Vladimir
Vladimir

Reputation: 225

Use of OR in Prolog

I want to write the following as a fact in Prolog using the format want_to_eat(Jack, food): Jack wants to eat food A OR food B. I tried to write it as want_to_eat(Jack, (A ; B)), but want_to_eat(Jack, A) returns false. What else can I do?

Follow-up question: Suppose Jack wants to eat apple, and at least one of bread and cherry. It seems one cannot distinguish And and Or if one uses the following.

wants_to_eat(jack, apple).
wants_to_eat(jack, bread).
wants_to_eat(jack, cherry).

What should I do in this case?

Upvotes: 1

Views: 172

Answers (1)

willeM_ Van Onsem
willeM_ Van Onsem

Reputation: 476574

First of all there is a problem with the syntax: an uppercase identifier is a variable, not a constant. So you should only write:

wants_to_eat(jack, apple).

not:

wants_to_eat(Jack, Apple).

Next the ; in an a parameter is just a functor. Prolog does not attach any semantics to these functors. For Prolog (;)/2 is just (;)/2. The same happens for a comma: wants_to_eat(jack, (apple, apple, apple)) does not "fold" to the fact that jack will eat an apple, it is just a chain of (,)/2 functors. Only in the body of a clause, it is seen as a "logical or" (although in Prolog, most operators have a slightly different meaning than their logical counterpart, especially the not is a tricky one).

If you write:

wants_to_eat(jack, (apple; bread; cherry)).

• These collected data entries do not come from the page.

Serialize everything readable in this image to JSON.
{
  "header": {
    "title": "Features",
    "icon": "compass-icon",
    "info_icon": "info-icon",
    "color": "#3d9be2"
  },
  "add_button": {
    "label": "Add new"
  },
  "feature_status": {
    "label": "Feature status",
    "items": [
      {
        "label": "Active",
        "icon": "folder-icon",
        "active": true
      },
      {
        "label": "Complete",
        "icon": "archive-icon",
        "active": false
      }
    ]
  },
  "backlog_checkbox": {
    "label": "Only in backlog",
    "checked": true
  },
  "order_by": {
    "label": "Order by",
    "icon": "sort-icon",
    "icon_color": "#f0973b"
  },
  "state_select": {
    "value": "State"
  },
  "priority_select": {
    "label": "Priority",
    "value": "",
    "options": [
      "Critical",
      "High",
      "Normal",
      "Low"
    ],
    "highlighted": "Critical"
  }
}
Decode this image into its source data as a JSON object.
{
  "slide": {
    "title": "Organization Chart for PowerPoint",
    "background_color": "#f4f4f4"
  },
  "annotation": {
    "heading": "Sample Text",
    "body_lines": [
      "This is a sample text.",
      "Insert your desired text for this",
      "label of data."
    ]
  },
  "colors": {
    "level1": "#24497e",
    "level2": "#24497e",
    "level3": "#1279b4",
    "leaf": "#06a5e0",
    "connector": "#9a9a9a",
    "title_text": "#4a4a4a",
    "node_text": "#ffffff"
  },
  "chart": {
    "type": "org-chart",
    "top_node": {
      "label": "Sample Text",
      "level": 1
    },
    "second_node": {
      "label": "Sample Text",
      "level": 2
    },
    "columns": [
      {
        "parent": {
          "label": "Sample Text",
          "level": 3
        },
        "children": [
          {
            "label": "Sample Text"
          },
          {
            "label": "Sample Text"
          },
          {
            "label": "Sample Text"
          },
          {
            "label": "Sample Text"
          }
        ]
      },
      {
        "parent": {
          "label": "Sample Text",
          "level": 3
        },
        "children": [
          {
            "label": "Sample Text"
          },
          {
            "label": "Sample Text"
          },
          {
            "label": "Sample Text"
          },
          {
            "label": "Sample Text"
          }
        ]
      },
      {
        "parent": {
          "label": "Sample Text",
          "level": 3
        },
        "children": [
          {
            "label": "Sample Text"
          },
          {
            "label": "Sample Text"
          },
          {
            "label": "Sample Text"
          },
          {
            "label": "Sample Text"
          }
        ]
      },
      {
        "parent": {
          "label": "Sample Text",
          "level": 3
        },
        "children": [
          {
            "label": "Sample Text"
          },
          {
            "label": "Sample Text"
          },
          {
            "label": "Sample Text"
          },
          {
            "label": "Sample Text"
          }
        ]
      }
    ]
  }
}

then it only unify with the entire second parameter:

?- wants_to_eat(jack, A).
A =  (apple;bread;cherry).

or due to unification, you can unify with a part of it:

?- wants_to_eat(jack, (A;_)).
A = apple.

?- wants_to_eat(jack, (_;B)).
B =  (bread;cherry).

So we can not just write such values in a semi-colon separated list. Normally what one does is write several facts, like:

wants_to_eat(jack, apple).
wants_to_eat(jack, bread).
wants_to_eat(jack, cherry).

We can also perform unification in the body, and then use a semi-colon, like:

wants_to_eat(jack, F) :-
    F = apple;
    F = bread;
    F = cherry.

The above might not be very feasible in case the are a large amount of people (alice, bob, jack, etc.), and a large number of foods (apple, bread, cherry), and we want to define a cross product: so all these people like all these foods. In that case we could for example write it like:

wants_to_eat(P, F) :-
    (
        P = alice;
        P = bob;
        P = jack
    ), (
        F = apple;
        F = bread;
        F = cherry
    ).

But the above is rather ugly. We might solve this by writing two lists, and use the member/2 [swi-doc] instead:

wants_to_eat(P, F) :-
    member(P, [alice, bob, jack]),
    member(F, [apple, bread, cherry]).

The above can also be applied to jack only:

wants_to_eat(jack, F) :-
    member(F, [apple, bread, cherry]).